After hours and on weekends, call CAPS After Hours at (631) 632-6720 and press 2 to speak with a counselor.

If you are living on campus, you can also contact your Residence Hall Director or Quad Director, call the University Police at 911 -- or (631) 632-3333 from a cell phone -- or go to the University Hospital Emergency Room. The University Police can transport you to the hospital.  

If you are living off campus, the safest thing to do is to go to the nearest hospital emergency room or call the Police at 911.

4. What if I want to talk with someone after business hours, but I don’t have a real emergency?  It’s just that I feel lonely, worried, upset, or angry, or can’t stop crying?

Contact CAPS After Hours! Call (631) 632-6720 and press 2 to speak with a professional counselor. 

Students can also seek out a residence hall staff member (on campus) or call (anonymously) the Response Hotline, available 24/7, at (631) 751-7500 for support and consultation. A Response Hotline counselor is also available to "talk" with you online M-F, 3 p.m. to 9 p.m. at http://www.responsehotline.org/hear2help-online/

5. Is there a fee at CAPS? 

NO, there is no fee for our services, including psychiatric services, for students taking 6 or more credits. Students who are not currently enrolled for 6 credits may ask for a consultation for a referral to an outside therapist or psychiatrist.

6. Are there charges for medications?

YES. You may pay for your medication or use your insurance. Please read your insurance policy to learn about your medication coverage.  Many of the prescription medications our psychiatrists prescribe are carried in the Student Health Services pharmacy, with the exception of controlled substances.
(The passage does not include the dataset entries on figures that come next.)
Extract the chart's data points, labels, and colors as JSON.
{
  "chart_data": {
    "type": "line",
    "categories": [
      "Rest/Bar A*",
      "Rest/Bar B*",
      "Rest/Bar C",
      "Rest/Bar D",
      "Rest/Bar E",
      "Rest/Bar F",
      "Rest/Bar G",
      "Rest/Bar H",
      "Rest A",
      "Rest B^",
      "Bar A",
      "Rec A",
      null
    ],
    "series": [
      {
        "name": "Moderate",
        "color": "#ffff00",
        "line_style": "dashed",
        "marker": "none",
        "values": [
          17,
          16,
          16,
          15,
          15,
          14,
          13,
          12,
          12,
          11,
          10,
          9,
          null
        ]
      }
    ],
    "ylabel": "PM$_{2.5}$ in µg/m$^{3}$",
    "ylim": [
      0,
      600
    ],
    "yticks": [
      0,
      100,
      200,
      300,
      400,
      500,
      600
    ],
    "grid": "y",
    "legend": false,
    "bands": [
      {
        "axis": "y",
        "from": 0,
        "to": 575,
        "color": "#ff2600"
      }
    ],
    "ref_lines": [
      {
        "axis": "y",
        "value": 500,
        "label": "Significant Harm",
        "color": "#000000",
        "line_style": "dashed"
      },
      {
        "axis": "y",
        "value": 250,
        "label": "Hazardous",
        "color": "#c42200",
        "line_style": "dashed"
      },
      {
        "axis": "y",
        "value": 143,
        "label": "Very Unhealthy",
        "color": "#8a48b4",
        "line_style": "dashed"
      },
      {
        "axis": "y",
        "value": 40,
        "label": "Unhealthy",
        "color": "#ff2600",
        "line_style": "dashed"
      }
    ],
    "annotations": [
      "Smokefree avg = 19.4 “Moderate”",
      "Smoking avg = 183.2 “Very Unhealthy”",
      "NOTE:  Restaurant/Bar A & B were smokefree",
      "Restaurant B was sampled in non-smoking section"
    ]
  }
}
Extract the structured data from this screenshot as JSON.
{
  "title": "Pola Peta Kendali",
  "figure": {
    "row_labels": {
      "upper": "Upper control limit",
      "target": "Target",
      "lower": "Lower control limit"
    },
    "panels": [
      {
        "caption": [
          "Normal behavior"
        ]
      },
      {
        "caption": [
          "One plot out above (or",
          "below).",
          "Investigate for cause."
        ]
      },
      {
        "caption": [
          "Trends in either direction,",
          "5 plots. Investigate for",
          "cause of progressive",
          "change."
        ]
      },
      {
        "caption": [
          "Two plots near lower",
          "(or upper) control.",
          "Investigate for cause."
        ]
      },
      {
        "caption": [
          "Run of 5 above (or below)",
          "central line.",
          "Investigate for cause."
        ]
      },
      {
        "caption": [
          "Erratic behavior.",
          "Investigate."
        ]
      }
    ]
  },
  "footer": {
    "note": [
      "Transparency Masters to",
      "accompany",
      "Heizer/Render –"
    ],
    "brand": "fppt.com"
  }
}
Prescriptions may also be filled at pharmacies near campus.

7. Is the number of sessions of therapy limited?

We offer brief therapy (10 sessions per academic year).   If longer term therapy is indicated, we will provide referrals to local clinicians who accept your insurance.  Occasionally, when an outside referral is not appropriate or cannot be worked out, we will provide longer term treatment when it is medically necessary.
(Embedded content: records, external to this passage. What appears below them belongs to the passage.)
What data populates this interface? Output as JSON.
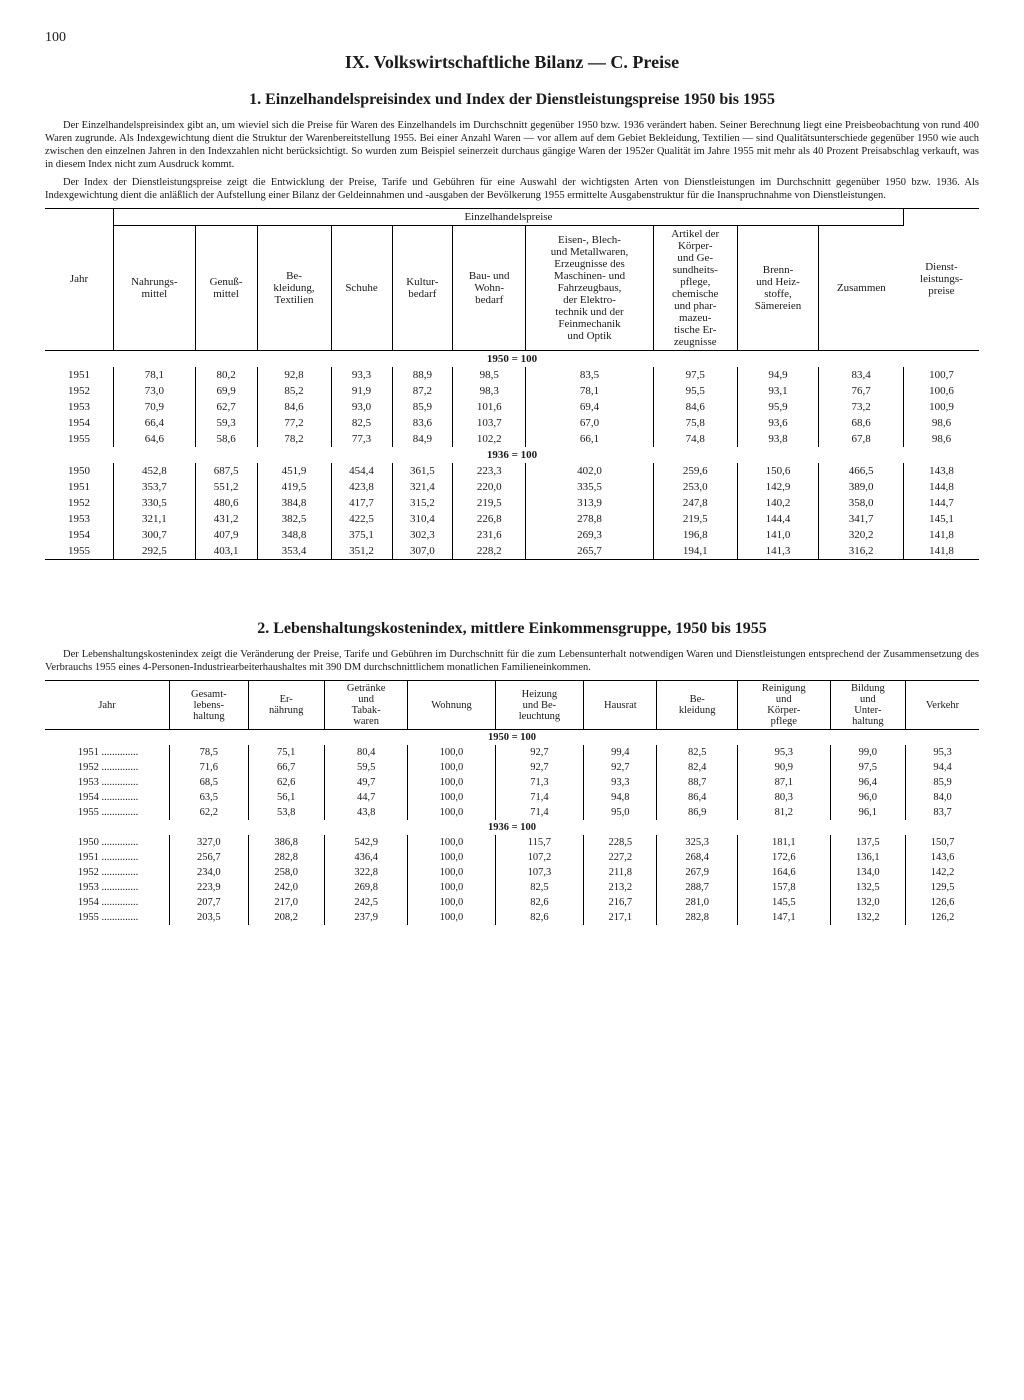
{
  "page_number": "100",
  "section_title": "IX. Volkswirtschaftliche Bilanz — C. Preise",
  "sub1_title": "1. Einzelhandelspreisindex und Index der Dienstleistungspreise 1950 bis 1955",
  "intro1a": "Der Einzelhandelspreisindex gibt an, um wieviel sich die Preise für Waren des Einzelhandels im Durchschnitt gegenüber 1950 bzw. 1936 verändert haben. Seiner Berechnung liegt eine Preisbeobachtung von rund 400 Waren zugrunde. Als Indexgewichtung dient die Struktur der Warenbereitstellung 1955. Bei einer Anzahl Waren — vor allem auf dem Gebiet Bekleidung, Textilien — sind Qualitätsunterschiede gegenüber 1950 wie auch zwischen den einzelnen Jahren in den Indexzahlen nicht berücksichtigt. So wurden zum Beispiel seinerzeit durchaus gängige Waren der 1952er Qualität im Jahre 1955 mit mehr als 40 Prozent Preisabschlag verkauft, was in diesem Index nicht zum Ausdruck kommt.",
  "intro1b": "Der Index der Dienstleistungspreise zeigt die Entwicklung der Preise, Tarife und Gebühren für eine Auswahl der wichtigsten Arten von Dienstleistungen im Durchschnitt gegenüber 1950 bzw. 1936. Als Indexgewichtung dient die anläßlich der Aufstellung einer Bilanz der Geldeinnahmen und -ausgaben der Bevölkerung 1955 ermittelte Ausgabenstruktur für die Inanspruchnahme von Dienstleistungen.",
  "t1": {
    "group_header": "Einzelhandelspreise",
    "cols": [
      "Jahr",
      "Nahrungs-\nmittel",
      "Genuß-\nmittel",
      "Be-\nkleidung,\nTextilien",
      "Schuhe",
      "Kultur-\nbedarf",
      "Bau- und\nWohn-\nbedarf",
      "Eisen-, Blech-\nund Metallwaren,\nErzeugnisse des\nMaschinen- und\nFahrzeugbaus,\nder Elektro-\ntechnik und der\nFeinmechanik\nund Optik",
      "Artikel der\nKörper-\nund Ge-\nsundheits-\npflege,\nchemische\nund phar-\nmazeu-\ntische Er-\nzeugnisse",
      "Brenn-\nund Heiz-\nstoffe,\nSämereien",
      "Zusammen",
      "Dienst-\nleistungs-\npreise"
    ],
    "sep1": "1950 = 100",
    "rows1": [
      [
        "1951",
        "78,1",
        "80,2",
        "92,8",
        "93,3",
        "88,9",
        "98,5",
        "83,5",
        "97,5",
        "94,9",
        "83,4",
        "100,7"
      ],
      [
        "1952",
        "73,0",
        "69,9",
        "85,2",
        "91,9",
        "87,2",
        "98,3",
        "78,1",
        "95,5",
        "93,1",
        "76,7",
        "100,6"
      ],
      [
        "1953",
        "70,9",
        "62,7",
        "84,6",
        "93,0",
        "85,9",
        "101,6",
        "69,4",
        "84,6",
        "95,9",
        "73,2",
        "100,9"
      ],
      [
        "1954",
        "66,4",
        "59,3",
        "77,2",
        "82,5",
        "83,6",
        "103,7",
        "67,0",
        "75,8",
        "93,6",
        "68,6",
        "98,6"
      ],
      [
        "1955",
        "64,6",
        "58,6",
        "78,2",
        "77,3",
        "84,9",
        "102,2",
        "66,1",
        "74,8",
        "93,8",
        "67,8",
        "98,6"
      ]
    ],
    "sep2": "1936 = 100",
    "rows2": [
      [
        "1950",
        "452,8",
        "687,5",
        "451,9",
        "454,4",
        "361,5",
        "223,3",
        "402,0",
        "259,6",
        "150,6",
        "466,5",
        "143,8"
      ],
      [
        "1951",
        "353,7",
        "551,2",
        "419,5",
        "423,8",
        "321,4",
        "220,0",
        "335,5",
        "253,0",
        "142,9",
        "389,0",
        "144,8"
      ],
      [
        "1952",
        "330,5",
        "480,6",
        "384,8",
        "417,7",
        "315,2",
        "219,5",
        "313,9",
        "247,8",
        "140,2",
        "358,0",
        "144,7"
      ],
      [
        "1953",
        "321,1",
        "431,2",
        "382,5",
        "422,5",
        "310,4",
        "226,8",
        "278,8",
        "219,5",
        "144,4",
        "341,7",
        "145,1"
      ],
      [
        "1954",
        "300,7",
        "407,9",
        "348,8",
        "375,1",
        "302,3",
        "231,6",
        "269,3",
        "196,8",
        "141,0",
        "320,2",
        "141,8"
      ],
      [
        "1955",
        "292,5",
        "403,1",
        "353,4",
        "351,2",
        "307,0",
        "228,2",
        "265,7",
        "194,1",
        "141,3",
        "316,2",
        "141,8"
      ]
    ]
  },
  "sub2_title": "2. Lebenshaltungskostenindex, mittlere Einkommensgruppe, 1950 bis 1955",
  "intro2": "Der Lebenshaltungskostenindex zeigt die Veränderung der Preise, Tarife und Gebühren im Durchschnitt für die zum Lebensunterhalt notwendigen Waren und Dienstleistungen entsprechend der Zusammensetzung des Verbrauchs 1955 eines 4-Personen-Industriearbeiterhaushaltes mit 390 DM durchschnittlichem monatlichen Familieneinkommen.",
  "t2": {
    "cols": [
      "Jahr",
      "Gesamt-\nlebens-\nhaltung",
      "Er-\nnährung",
      "Getränke\nund\nTabak-\nwaren",
      "Wohnung",
      "Heizung\nund Be-\nleuchtung",
      "Hausrat",
      "Be-\nkleidung",
      "Reinigung\nund\nKörper-\npflege",
      "Bildung\nund\nUnter-\nhaltung",
      "Verkehr"
    ],
    "sep1": "1950 = 100",
    "rows1": [
      [
        "1951",
        "78,5",
        "75,1",
        "80,4",
        "100,0",
        "92,7",
        "99,4",
        "82,5",
        "95,3",
        "99,0",
        "95,3"
      ],
      [
        "1952",
        "71,6",
        "66,7",
        "59,5",
        "100,0",
        "92,7",
        "92,7",
        "82,4",
        "90,9",
        "97,5",
        "94,4"
      ],
      [
        "1953",
        "68,5",
        "62,6",
        "49,7",
        "100,0",
        "71,3",
        "93,3",
        "88,7",
        "87,1",
        "96,4",
        "85,9"
      ],
      [
        "1954",
        "63,5",
        "56,1",
        "44,7",
        "100,0",
        "71,4",
        "94,8",
        "86,4",
        "80,3",
        "96,0",
        "84,0"
      ],
      [
        "1955",
        "62,2",
        "53,8",
        "43,8",
        "100,0",
        "71,4",
        "95,0",
        "86,9",
        "81,2",
        "96,1",
        "83,7"
      ]
    ],
    "sep2": "1936 = 100",
    "rows2": [
      [
        "1950",
        "327,0",
        "386,8",
        "542,9",
        "100,0",
        "115,7",
        "228,5",
        "325,3",
        "181,1",
        "137,5",
        "150,7"
      ],
      [
        "1951",
        "256,7",
        "282,8",
        "436,4",
        "100,0",
        "107,2",
        "227,2",
        "268,4",
        "172,6",
        "136,1",
        "143,6"
      ],
      [
        "1952",
        "234,0",
        "258,0",
        "322,8",
        "100,0",
        "107,3",
        "211,8",
        "267,9",
        "164,6",
        "134,0",
        "142,2"
      ],
      [
        "1953",
        "223,9",
        "242,0",
        "269,8",
        "100,0",
        "82,5",
        "213,2",
        "288,7",
        "157,8",
        "132,5",
        "129,5"
      ],
      [
        "1954",
        "207,7",
        "217,0",
        "242,5",
        "100,0",
        "82,6",
        "216,7",
        "281,0",
        "145,5",
        "132,0",
        "126,6"
      ],
      [
        "1955",
        "203,5",
        "208,2",
        "237,9",
        "100,0",
        "82,6",
        "217,1",
        "282,8",
        "147,1",
        "132,2",
        "126,2"
      ]
    ]
  }
}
8. What if I need more than 10 counseling sessions?

There are several options:

  • You and the counselor decide this right away and help arrange a referral to an outside counselor for longer term counseling.  
  • You and your counselor plan to use some individual sessions at CAPS initially and arrange for you to join a therapy group or meditation group at CAPS.
  • You and your counselor use some individual sessions at CAPS to continue to assess your needs and then help you arrange to see an outside therapist.  
  • Occasionally, when an outside referral is not appropriate or cannot be worked out, we will provide longer term treatment as medically indicated.

9. Will my academic records indicate I’ve been in therapy?  Will any of this show on my transcript?

NO. Therapy records, academic records and transcripts are completely separate.  Your legally protected confidentiality prevents disclosure of counseling information to academic offices or personnel.   

10. Are my counseling sessions confidential?

It is important that all students know that their sessions are confidential—strictly between you and your counselor, with other CAPS or Student Health Services staff involved only as needed for consultation.  The only exceptions to confidentiality occur:

  1. If you request, by means of a written, signed release that you want your counselor to reveal information to others who you name, such as to an outside therapist.
  2. When we have a concern about your immediate safety or the safety of another.
  3. In cases involving physical and/or sexual abuse of a child.
  4. Where requested by subpoena or mandated by court order of state/federal law.

11. Will my parents find out about my counseling?

NO. By law, we cannot tell anyone, including a parent, if a student is in counseling except when we have a concern about a student’s safety or the safety of another. When a student is legally a minor (under age 18, unmarried, without children of his/her own, and has not been legally emancipated), informing parents is not automatic and will be discussed with you first.